Many of us go to chain stores to shop because we don’t have a lot of local options or we automatically assume the prices and variety will be better at an international retailer. It’s a dangerous cycle. When consumers invest in big-box stores, it can be hard for locally owned businesses to compete. Their prices may increase to stay alive or they cut back operating hours, both of which limit consumer accessibility. Then the small businesses close, resulting in fewer shopping options and less competition for the chain stores. Support local entrepreneurs and stop the cycle!
- Even when your options are limited, support the local businesses that do exist by making them your priority. Step inside. Explore what they have to offer and discover new gift ideas! Nothing nearby? Browse online for local businesses in your state. Many offer online shopping.

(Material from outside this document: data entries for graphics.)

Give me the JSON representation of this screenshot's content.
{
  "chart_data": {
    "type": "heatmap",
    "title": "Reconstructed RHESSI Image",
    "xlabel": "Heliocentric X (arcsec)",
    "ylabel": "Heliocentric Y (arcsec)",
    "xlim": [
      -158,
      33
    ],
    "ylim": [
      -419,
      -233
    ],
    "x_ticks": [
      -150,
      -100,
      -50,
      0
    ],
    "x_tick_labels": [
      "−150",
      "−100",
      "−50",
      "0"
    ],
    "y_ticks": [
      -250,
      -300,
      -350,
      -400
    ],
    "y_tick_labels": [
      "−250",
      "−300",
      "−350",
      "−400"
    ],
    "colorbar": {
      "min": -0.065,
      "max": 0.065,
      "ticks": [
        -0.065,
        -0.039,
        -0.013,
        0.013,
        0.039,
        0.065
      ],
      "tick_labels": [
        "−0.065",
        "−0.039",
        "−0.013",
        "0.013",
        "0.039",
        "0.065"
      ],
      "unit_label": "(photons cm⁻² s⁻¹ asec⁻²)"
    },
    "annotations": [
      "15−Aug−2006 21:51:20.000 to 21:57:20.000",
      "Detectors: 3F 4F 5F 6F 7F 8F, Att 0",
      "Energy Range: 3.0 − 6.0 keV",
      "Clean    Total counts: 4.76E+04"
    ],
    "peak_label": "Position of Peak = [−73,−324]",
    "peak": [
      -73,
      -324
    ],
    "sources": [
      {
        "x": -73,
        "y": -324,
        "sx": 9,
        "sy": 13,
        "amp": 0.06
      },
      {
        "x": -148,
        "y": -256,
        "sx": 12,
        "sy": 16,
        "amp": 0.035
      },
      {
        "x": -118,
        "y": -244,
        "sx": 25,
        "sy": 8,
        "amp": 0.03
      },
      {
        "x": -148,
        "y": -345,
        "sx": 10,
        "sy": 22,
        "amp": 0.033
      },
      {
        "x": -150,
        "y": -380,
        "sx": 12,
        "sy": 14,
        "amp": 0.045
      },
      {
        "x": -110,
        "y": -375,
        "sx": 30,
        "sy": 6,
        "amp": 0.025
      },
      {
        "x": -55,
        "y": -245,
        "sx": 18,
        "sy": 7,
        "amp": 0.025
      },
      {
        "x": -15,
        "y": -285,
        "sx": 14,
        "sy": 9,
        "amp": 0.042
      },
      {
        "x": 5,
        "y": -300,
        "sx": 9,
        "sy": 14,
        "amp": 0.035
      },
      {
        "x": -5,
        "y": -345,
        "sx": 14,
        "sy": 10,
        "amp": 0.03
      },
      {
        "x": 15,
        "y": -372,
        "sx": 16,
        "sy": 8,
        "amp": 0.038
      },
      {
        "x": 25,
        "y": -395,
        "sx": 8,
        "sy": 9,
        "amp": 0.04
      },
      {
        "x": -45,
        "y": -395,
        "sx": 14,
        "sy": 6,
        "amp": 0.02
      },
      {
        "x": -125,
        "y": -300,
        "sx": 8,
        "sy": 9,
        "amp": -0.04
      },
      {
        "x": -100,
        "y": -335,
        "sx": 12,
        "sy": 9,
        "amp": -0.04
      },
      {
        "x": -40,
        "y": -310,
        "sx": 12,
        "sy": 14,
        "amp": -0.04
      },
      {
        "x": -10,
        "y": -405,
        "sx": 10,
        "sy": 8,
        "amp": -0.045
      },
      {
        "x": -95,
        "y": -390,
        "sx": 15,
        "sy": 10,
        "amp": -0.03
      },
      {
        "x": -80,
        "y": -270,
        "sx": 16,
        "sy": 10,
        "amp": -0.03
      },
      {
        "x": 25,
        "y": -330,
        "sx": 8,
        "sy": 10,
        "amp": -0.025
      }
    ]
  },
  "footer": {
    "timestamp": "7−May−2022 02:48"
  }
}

- Check tags: if an item claims to be locally handmade, then its tags should reflect that (if there is a tag at all). Sadly, some shops order cheap, handmade-looking items of unknown origins to cut costs. This has become particularly problematic on Etsy and during seasonal festivals. Check the tag and support the shops that truly employ local artists and artisans.
- Stay in tune with civic events and show your support for the development and introduction of independent businesses in your community.
I’m looking for new businesses to love! Share your favorite local business below!
4 thoughts on “5 Reasons to Shop Local”
If you like locally owned restaurants in Roswell (SE corner of Mansell Road & Hwy 9), Athens Greek Restaurant is owned by two brothers, and they’re the quintessential mom & pop restaurant that offers no thrills other than to-die-for gyros and platters. No, I’m not being paid nor know them personally, I just love their food and simple atmosphere, as I’m sure you will too.
Greek food in Roswell? Sounds great! I’m out there quite often so I’ll have to stop by.
The Cork Boutique and Gifts in Covington, Georgia. I think it is such a lovely place. It really brings class to Covington. They have a wide selection and decent prices.
Hi Calesta! Yes, I’ve been with Cork with friends. Loved it! Be sure to check out their monthly wine tastings when you get a chance.